# Subwoofers and amps ohms?



## altimobile (Jan 9, 2004)

Ok, I'm a little confused about this "ohms" stuff. Lets say you have a single sub with dual 2ohm voice coils so you can run it on a 1 or 4 ohm load, and you also have an amplifier that gives you a certain amount of watts depending on the ohms and it is 1 ohm stable. There is going to be a lot more watts at 1 ohm than 4 right. I have been looking at amps to run my subs lately. I have either a single 4 ohm JL 10wo, or I also have 2 8 ohm JL 12s run in paralel for a 4 ohm load. So is it just a matter of what sub you have that determines the load on the amp? It seems like if I get a new sub, like a 1 ohm sub I will get way more out of the same amp than I would with my subs now.?


----------



## sr20dem0n (Mar 19, 2003)

yep, everything you said is right

If you got a 1ohm stable amp, and you got a sub that can be run at 1ohm, you would be pulling the most power out of that amp that you can, and running it at any higher impedence will basically cut the amp off at the knees and only let it put out half or 1/4 of the power that it's capable of producing (this is assuming the amp isn't regulated, amps like JL, JBL monoblocks, and PG monoblocks don't really follow this). If you have a sub that can only be run at 4ohm, then you would want to get a 2ch amp that you can bridge to the sub(s), because 99% of 2ch amps are only stable down to 4ohm when bridged, so you would be running it to its max potential.


----------



## wickedsr20 (Aug 8, 2002)

Also depends on the amp being used.

If you have a mono amp that's 1 ohm stable, then it will kick out it's highest power with a 1 ohm load.

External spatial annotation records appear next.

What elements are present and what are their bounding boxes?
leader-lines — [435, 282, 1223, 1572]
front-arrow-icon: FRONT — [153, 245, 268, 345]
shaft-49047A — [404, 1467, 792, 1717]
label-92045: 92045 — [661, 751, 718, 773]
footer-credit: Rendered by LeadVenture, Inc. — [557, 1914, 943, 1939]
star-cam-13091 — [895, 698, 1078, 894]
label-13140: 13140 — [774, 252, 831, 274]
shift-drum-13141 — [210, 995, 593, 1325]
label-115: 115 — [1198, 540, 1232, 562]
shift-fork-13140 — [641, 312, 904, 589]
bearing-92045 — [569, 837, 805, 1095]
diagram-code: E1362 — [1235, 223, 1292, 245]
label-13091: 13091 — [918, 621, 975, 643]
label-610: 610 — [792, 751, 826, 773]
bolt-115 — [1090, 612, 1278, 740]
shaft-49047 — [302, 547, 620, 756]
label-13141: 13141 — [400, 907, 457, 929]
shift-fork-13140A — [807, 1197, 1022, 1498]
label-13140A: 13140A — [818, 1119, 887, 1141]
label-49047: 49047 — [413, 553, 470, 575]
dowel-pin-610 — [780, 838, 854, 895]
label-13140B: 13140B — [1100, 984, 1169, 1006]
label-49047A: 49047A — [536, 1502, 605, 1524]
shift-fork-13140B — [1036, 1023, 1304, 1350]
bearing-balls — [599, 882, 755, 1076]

If you have a 2 channel stereo amp that's 1 ohm stable, then it will kick out it's highest power with a 1 ohm per channel stereo load OR a 2 ohm mono load.


----------



## altimobile (Jan 9, 2004)

How bout the Phoenix Gold 2.5:2 2 on E-Bay for $99.00 Says its like 250 rms in bridged @ 4 ohms. I think I need to get two of those. One for my components up front and another for my subs.


----------